W przeciwieństwie do wielu innych graczy na rynku Apple od samego początku dostarcza kompleksowe rozwiązanie, łącząc dedykowany sprzęt z oprogramowaniem, tworząc spójne i przemyślane środowisko użytkownika. To podejście, które stało już za sukcesem iPhone’a czy iPada, może okazać się kluczowe również dla Vision Pro. Czyżby więc Zuckerberg nie dostrzegał, że w tej technologicznej szachownicy Apple może myśleć kilka ruchów do przodu? Przygotowanie Apple, zarówno w kwestii oprogramowania, jak i wsparcia dla deweloperów, może zdecydowanie przechylić szalę na korzyść Vision Pro, oferując użytkownikom kompleksowe doświadczenie, któremu trudno będzie dorównać.

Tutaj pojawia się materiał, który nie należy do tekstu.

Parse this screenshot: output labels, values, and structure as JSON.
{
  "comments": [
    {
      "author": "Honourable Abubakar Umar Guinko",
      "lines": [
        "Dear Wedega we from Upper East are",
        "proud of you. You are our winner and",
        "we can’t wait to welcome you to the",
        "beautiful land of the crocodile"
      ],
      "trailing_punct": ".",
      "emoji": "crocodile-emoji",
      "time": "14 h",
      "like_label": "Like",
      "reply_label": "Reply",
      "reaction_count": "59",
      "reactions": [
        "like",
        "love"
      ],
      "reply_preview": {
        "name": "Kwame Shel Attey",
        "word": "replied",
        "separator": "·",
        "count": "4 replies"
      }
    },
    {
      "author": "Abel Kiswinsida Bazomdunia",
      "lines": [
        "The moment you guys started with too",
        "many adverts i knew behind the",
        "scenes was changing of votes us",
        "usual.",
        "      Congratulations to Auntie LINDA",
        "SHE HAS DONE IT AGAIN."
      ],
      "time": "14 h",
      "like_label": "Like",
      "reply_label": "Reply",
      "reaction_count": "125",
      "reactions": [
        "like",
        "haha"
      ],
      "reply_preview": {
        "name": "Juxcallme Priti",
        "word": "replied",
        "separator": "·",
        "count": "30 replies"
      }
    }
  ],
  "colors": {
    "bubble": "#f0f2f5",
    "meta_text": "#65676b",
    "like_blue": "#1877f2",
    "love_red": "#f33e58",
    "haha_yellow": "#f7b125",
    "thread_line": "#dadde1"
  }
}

W tle tej całej afery widać desperację. Zuckerberg, który wydał miliardy na AR/VR i metaverse, zdaje się tracić grunt pod nogami. Konkurencja z Apple, która zawsze potrafiło zelektryzować rynek swoimi innowacjami, może być dla niego zbyt wielka. Pomimo wcześniejszej wyłączności Meta na rynku VR/AR, Markowi nie udało się przekonać ludzi do swojej wizji. Pojawienie się Apple Vision Pro, przyjętego z entuzjazmem za innowacyjne rozwiązania i silne wsparcie dla deweloperów, rzuca cień na Meta Quest 3, podkreślając jego niepowodzenia. Spadek sprzedaży zestawów VR pokazuje, że mimo ogromnych inwestycji Meta w metaverse, rynek nie przyjął tych inicjatyw tak ciepło, jak oczekiwano. Czy to już koniec marzeń o wirtualnych światach pod egidą Zuckerberga?

Na koniec przytoczę słowa Steve’a Ballmera, byłego CEO Microsoftu, który w 2007 roku stwierdził: “There’s no chance that the iPhone is going to get any significant market share. No chance.” Historia lubi się powtarzać, ale czy Zuckerberg jest gotów na to, by jego słowa stały się kolejnym memem, przypominającym o niezrozumieniu rynku i klientów?

W tej technologicznej batalii między gigantami każdy ruch jest na wagę złota. Może zamiast osobistych ataków i desperackich prób przekonania, warto skupić się na innowacjach i prawdziwej wartości dla użytkowników. W końcu to oni wybierają zwycięzcę w tej grze – nie CEO, nawet jeśli ma na imię Mark Zuckerberg.